On the agenda of the symposium starting on Wednesday are the increasing threats of erosion, sea level rise, pollution and storms to the Mississippi basin.
It is part of a wider discussion about climate change and particularly threats to coastal cities like London and New York. The aim by the end of the week is to come to an agreed position and send a forceful message to politicians to act. It is deliberately timed just before the fateful talks in Copenhagen in a month's time which many at the symposium consider will decide the fate of mankind and most species on planet earth.
Ahead of the conference about 50 delegates from Europe and Asia arrived in Memphis on Saturday with the task of educating and updating themselves about the Mississippi.
First on the agenda was a multi-faith service at the Annunciation Christian Orthodox Church led by Metropolitan Nicholas, the Orthodox Bishop of Detroit. It was held at the Orthodox church because the delegates were there at the invitation of the Ecumenical Patriarch Bartholomew, leader of an estimated 300 million Orthodox Christians around the world. When he opens opens the symposium on a riverboat in New Orleans on Wednesday the five days of ethical and scientific debate can begin.

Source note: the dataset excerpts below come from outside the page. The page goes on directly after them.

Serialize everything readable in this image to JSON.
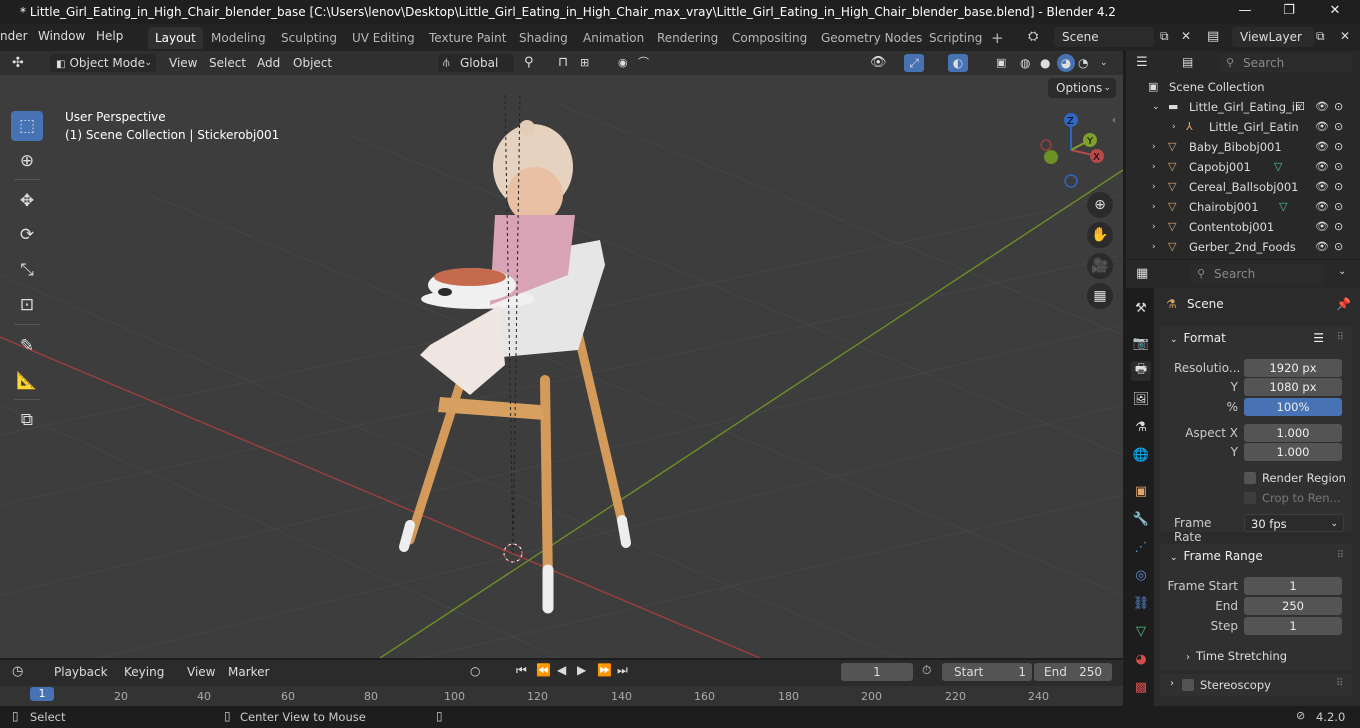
{
  "title_bar": {
    "title": "* Little_Girl_Eating_in_High_Chair_blender_base [C:\\Users\\lenov\\Desktop\\Little_Girl_Eating_in_High_Chair_max_vray\\Little_Girl_Eating_in_High_Chair_blender_base.blend] - Blender 4.2",
    "minimize": "—",
    "maximize": "❐",
    "close": "✕"
  },
  "menu": {
    "items": [
      "nder",
      "Window",
      "Help"
    ],
    "workspaces": [
      "Layout",
      "Modeling",
      "Sculpting",
      "UV Editing",
      "Texture Paint",
      "Shading",
      "Animation",
      "Rendering",
      "Compositing",
      "Geometry Nodes",
      "Scripting"
    ],
    "add_tab": "+",
    "scene_name": "Scene",
    "view_layer": "ViewLayer"
  },
  "viewport_header": {
    "mode": "Object Mode",
    "menus": [
      "View",
      "Select",
      "Add",
      "Object"
    ],
    "transform_orientation": "Global",
    "options": "Options"
  },
  "viewport": {
    "perspective": "User Perspective",
    "collection_info": "(1) Scene Collection | Stickerobj001",
    "gizmo": {
      "x": "X",
      "y": "Y",
      "z": "Z"
    }
  },
  "outliner": {
    "search_placeholder": "Search",
    "root": "Scene Collection",
    "rows": [
      {
        "name": "Little_Girl_Eating_ir",
        "type": "collection"
      },
      {
        "name": "Little_Girl_Eatin",
        "type": "armature"
      },
      {
        "name": "Baby_Bibobj001",
        "type": "mesh"
      },
      {
        "name": "Capobj001",
        "type": "mesh"
      },
      {
        "name": "Cereal_Ballsobj001",
        "type": "mesh"
      },
      {
        "name": "Chairobj001",
        "type": "mesh"
      },
      {
        "name": "Contentobj001",
        "type": "mesh"
      },
      {
        "name": "Gerber_2nd_Foods",
        "type": "mesh"
      }
    ]
  },
  "properties": {
    "search_placeholder": "Search",
    "context": "Scene",
    "format_panel": "Format",
    "resolution_label": "Resolutio...",
    "resolution_x": "1920 px",
    "y_label": "Y",
    "resolution_y": "1080 px",
    "percent_label": "%",
    "percent": "100%",
    "aspect_x_label": "Aspect X",
    "aspect_x": "1.000",
    "aspect_y": "1.000",
    "render_region": "Render Region",
    "crop": "Crop to Ren...",
    "frame_rate_label": "Frame Rate",
    "frame_rate": "30 fps",
    "frame_range_panel": "Frame Range",
    "frame_start_label": "Frame Start",
    "frame_start": "1",
    "end_label": "End",
    "end": "250",
    "step_label": "Step",
    "step": "1",
    "time_stretching": "Time Stretching",
    "stereoscopy": "Stereoscopy"
  },
  "timeline": {
    "menus": [
      "Playback",
      "Keying",
      "View",
      "Marker"
    ],
    "current_frame": "1",
    "start_label": "Start",
    "start": "1",
    "end_label": "End",
    "end": "250",
    "ticks": [
      "1",
      "20",
      "40",
      "60",
      "80",
      "100",
      "120",
      "140",
      "160",
      "180",
      "200",
      "220",
      "240"
    ]
  },
  "status_bar": {
    "select": "Select",
    "center_view": "Center View to Mouse",
    "version": "4.2.0"
  },
  "colors": {
    "accent": "#4772b3",
    "x_axis": "#b84a4a",
    "y_axis": "#7fa12c",
    "z_axis": "#2f67c4"
  }
}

Second visit on Sunday was to Mud Island River Park and the superb museum of the Mississippi history. This sparked a debate about long term consequences of the near 200-year battle of man to contain the river and master its many moods.
Essential stops also included the Cotton Museum of Memphis and the National Civil Rights Museum on the site where Martin Luther King was assassinated. The Rev. Billy Kyles, who was with King when he was shot down was fresh from celebrating 50 years as pastor of Monumental Baptist Church, when he came to show delegates around.
His message was that each generation had to play its part in keeping Martin Luther King's dream alive. "A lesson is that as long as we remained non-violent the world supported us. If we had been shooting or bombing people at random we would have lost the battle."
He said the success of the civil rights movements was more based on the spiritual than the political:
That is why we could endure so much. You knew when you stepped out of church you would be beaten or sitting in the wrong seat in the bus you would be arrested. In the end you knew deep down that you were right and that you would win.
Commenting on the recent taunts again President Obama he said:
We have come a long way, not so long ago it was a criminal offense to teach a slave to read. So to those of us in the movement these outbursts come as no surprise. We knew it was there. I had real concern for his well being during the campaign. But he has hit the ground running and more changes there will be.
Across the lunch table in Memphis on Monday senior scientists and clergy were already debating the practical and ethical issues of whether New Orleans should be rebuilt or whether it should have been the first city in the new age of climate change to retreat inland.
On Wednesday Pastor Kyles should be among the delegates invited by Bartholomew from across the religious spectrum from the US, Europe and Asia. There will also be veterans from previous meetings including the last two symposia in Greenland and the Amazon. Both regions are sending scientists to describe how rapid climate changes in these places are having a direct bearing on the future of the Mississippi basin including the latest figures on rapid sea level rise. Among the audience will also be diehards who still do not want to believe that climate change is real. It should be fun.